O tratamento não deve ultrapassar seis ciclos para minimizar riscos cumulativos, conforme diretrizes da European Society of Human Reproduction and Embryology (ESHRE).
Efeitos Colaterais
Embora geralmente bem tolerado, o Clomid pode causar efeitos adversos. Relatos de ensaios clínicos randomizados, como os publicados no New England Journal of Medicine, indicam que até 10% das usuárias experimentam sintomas. Os mais comuns incluem:
- Flash quente e sudorese excessiva.
- Dor abdominal ou distensão ovariana.
- Distúrbios visuais transitórios, como borramento ou escotomas (pare o uso imediatamente se ocorrer).
- Náuseas, vômitos ou sensibilidade mamária.
Efeitos graves, embora raros (menos de 1%), envolvem síndrome de hiperestimulação ovariana (SHO), que pode levar a acúmulo de líquido e trombose. Há também um risco aumentado de gestações múltiplas (5-10%), principalmente gêmeas.
Precauções e Advertências
Antes de iniciar o tratamento, realize exames completos para excluir contraindicações. Mulheres com histórico de depressão ou distúrbios visuais devem ser monitoradas de perto. De acordo com o British National Formulary (BNF), o Clomid pode prolongar o intervalo QT no eletrocardiograma, exigindo cautela em pacientes cardíacas.
- Gravidez e lactação: Categoria X pela FDA; não use durante a amamentação.
- Exames regulares: Monitore níveis de estrogênio e progesterona para otimizar resultados.
- Riscos a longo prazo: Estudos de coorte, como os do National Institutes of Health (NIH), não associam o Clomid a câncer ovariano, mas o uso prolongado deve ser evitado.
Interações Medicamentosas
O Clomid pode interagir com outros fármacos, alterando sua eficácia ou aumentando toxicidade. Baseado em dados farmacocinéticos da DrugBank e da ANVISA:
- Medicamentos hepatotóxicos: Como paracetamol em doses altas, podem sobrecarregar o fígado.

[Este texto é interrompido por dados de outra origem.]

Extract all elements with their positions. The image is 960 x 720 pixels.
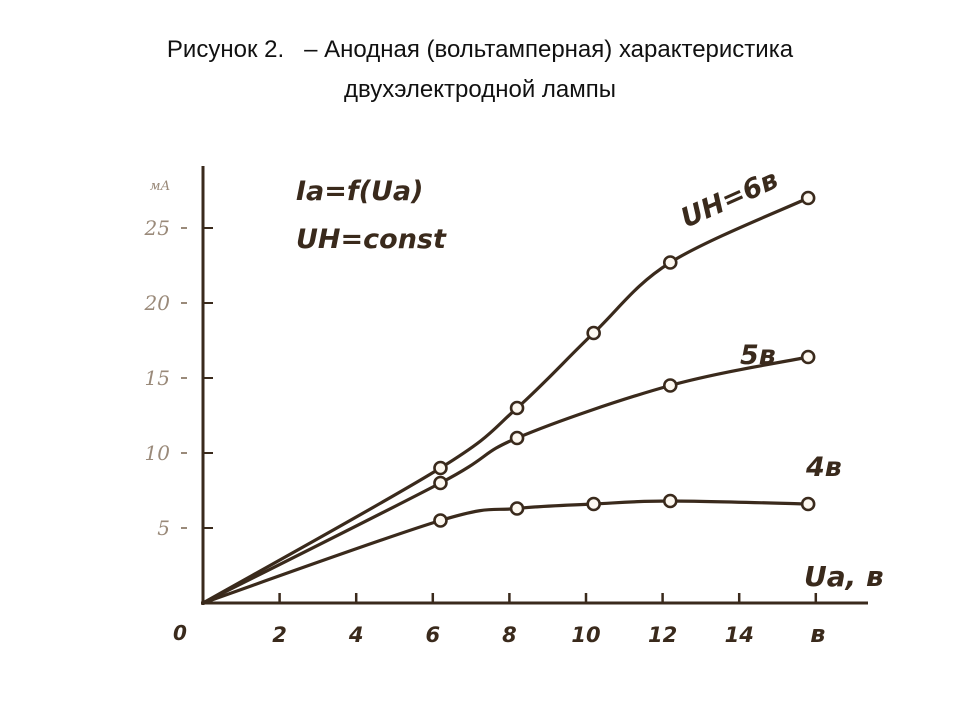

- Anticoagulantes: Aumenta o risco de sangramento devido a efeitos estrogênicos indiretos.
- Outros indutores de ovulação: Como gonadotrofinas, elevam o risco de SHO.
Informe seu médico sobre todos os medicamentos em uso, incluindo suplementos.
Armazenamento e Validade
Mantenha o Clomid em temperatura ambiente (15-30°C), protegido da luz e umidade, conforme especificações do fabricante. A validade é geralmente de 3 anos a partir da fabricação, mas verifique a embalagem. Descarte sobras de forma responsável, evitando o esgoto.
Informações Adicionais
O sucesso do tratamento com Clomid depende de fatores como idade, reserva ovariana e estilo de vida. Mulheres acima de 35 anos podem ter respostas reduzidas, conforme meta-análises na Cochrane Database of Systematic Reviews. Consulte sempre um ginecologista ou endocrinologista para orientação personalizada. Este folheto é informativo e não substitui a prescrição médica.
Fontes consultadas incluem o “Rótulo do Citrato de Clomifeno” da FDA, o “Bula do Clomid” da ANVISA e revisões sistemáticas do PubMed sobre indução de ovulação.